Memento: A stupid, implausible film.
Insomnia: An utter waste of the talents of Al Pacino and Robin Williams, and a tremendous missed opportunity given the powerful latent elements. Look at The Machinist for an example of how to use insomnia effectively.
Batman trilogy: Not great; I’ll take Tim Burton over Christopher Nolan any day of the week.
Inception: I saw this before writing my blog, so I don’t remember why I didn’t like it. But I do remember it wasn’t good.
Interstellar: OK; maybe his best film other than Batman Begins. But Nolan’s best only reaches a marginal thumbs-up.
And Dunkirk. I liked the opening sequences, about the first 20-30 minutes, very much. Nolan very effectively demonstrates the utter futility of the situation. For that I give him credit. But then he enters into Balkanized, choppy storytelling that has no flow. The only thing more futile than the armies’ dire circumstance is the hope that Nolan can convey the powerful story at hand in a way it deserves.
Ultimately, add Dunkirk to the long list of films that show what a hack filmmaker Christopher Nolan is. This is a great story that I wish Steven Spielberg had made. 5/10
Comparison Notes: Captain Phillips — for how dramatic, edge-of-your-seat true naval adventures should be told.

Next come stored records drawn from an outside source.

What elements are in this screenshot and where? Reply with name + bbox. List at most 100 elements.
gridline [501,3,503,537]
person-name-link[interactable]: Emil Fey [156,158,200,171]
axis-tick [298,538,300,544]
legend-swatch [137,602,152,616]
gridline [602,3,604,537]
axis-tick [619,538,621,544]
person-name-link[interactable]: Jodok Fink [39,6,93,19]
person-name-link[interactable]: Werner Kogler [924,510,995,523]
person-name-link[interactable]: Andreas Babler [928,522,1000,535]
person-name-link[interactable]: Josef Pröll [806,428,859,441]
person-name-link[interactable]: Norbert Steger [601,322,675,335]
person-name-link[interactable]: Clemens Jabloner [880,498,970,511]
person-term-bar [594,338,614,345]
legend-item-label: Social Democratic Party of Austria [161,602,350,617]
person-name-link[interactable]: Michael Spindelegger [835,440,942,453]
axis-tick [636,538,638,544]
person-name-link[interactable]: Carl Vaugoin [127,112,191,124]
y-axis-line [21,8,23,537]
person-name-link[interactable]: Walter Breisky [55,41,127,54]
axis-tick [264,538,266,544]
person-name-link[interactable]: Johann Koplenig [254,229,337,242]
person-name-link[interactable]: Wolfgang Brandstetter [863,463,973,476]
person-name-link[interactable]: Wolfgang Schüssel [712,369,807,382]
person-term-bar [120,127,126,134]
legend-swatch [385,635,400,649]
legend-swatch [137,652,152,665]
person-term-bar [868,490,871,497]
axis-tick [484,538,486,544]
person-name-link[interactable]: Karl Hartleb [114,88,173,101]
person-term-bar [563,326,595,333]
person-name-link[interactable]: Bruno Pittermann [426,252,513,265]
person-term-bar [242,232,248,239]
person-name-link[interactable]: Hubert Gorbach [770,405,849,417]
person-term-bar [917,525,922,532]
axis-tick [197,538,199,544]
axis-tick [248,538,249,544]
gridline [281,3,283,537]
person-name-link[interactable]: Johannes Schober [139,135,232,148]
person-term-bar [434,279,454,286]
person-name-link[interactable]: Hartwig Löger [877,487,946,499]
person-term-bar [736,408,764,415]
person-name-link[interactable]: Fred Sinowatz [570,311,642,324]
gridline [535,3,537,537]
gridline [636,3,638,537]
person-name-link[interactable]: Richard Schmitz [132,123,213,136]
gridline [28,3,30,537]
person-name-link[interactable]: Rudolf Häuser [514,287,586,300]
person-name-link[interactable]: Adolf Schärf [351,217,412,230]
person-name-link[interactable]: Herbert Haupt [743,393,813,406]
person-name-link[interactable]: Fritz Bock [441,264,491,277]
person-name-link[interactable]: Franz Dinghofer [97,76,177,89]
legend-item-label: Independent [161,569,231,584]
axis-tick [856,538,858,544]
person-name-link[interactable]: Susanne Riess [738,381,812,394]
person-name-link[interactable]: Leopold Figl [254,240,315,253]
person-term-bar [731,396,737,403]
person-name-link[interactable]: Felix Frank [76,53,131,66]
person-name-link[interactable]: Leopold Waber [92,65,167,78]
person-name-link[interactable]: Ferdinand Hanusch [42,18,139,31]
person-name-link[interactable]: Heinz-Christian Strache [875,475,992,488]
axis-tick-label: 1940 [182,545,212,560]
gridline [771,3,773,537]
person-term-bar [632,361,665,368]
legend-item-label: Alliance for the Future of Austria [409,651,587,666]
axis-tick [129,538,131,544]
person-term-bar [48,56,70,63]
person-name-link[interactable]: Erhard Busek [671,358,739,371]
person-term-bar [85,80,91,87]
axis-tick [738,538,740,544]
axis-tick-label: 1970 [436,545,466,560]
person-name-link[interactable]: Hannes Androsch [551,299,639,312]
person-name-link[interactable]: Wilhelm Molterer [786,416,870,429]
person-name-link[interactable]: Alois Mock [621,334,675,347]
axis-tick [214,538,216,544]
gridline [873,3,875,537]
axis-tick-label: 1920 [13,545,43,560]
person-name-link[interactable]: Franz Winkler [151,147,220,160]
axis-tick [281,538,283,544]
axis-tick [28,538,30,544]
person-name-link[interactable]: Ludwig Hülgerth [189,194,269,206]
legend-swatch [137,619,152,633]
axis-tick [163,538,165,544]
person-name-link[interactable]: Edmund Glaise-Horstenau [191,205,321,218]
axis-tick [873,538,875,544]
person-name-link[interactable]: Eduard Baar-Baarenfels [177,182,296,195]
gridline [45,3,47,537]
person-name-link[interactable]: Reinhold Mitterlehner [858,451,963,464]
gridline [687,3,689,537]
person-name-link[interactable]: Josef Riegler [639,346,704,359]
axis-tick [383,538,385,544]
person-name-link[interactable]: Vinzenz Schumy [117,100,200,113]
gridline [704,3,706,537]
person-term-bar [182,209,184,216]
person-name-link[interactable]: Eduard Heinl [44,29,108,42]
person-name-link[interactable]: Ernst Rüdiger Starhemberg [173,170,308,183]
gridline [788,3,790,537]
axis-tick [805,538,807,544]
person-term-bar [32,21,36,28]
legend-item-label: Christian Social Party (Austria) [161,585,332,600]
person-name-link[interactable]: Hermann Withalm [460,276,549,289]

UPDATE: I just read about the Dunkirk evacuation on Wikipedia. It was a dire situation, and many lives were lost — but not near so many as Nolan would have you believe: most of the British troops were saved. Watching Dunkirk, you’d think that only a slim percentage of the army survived. This looseness with the facts is about enough to drop my rating down another peg. What a hack.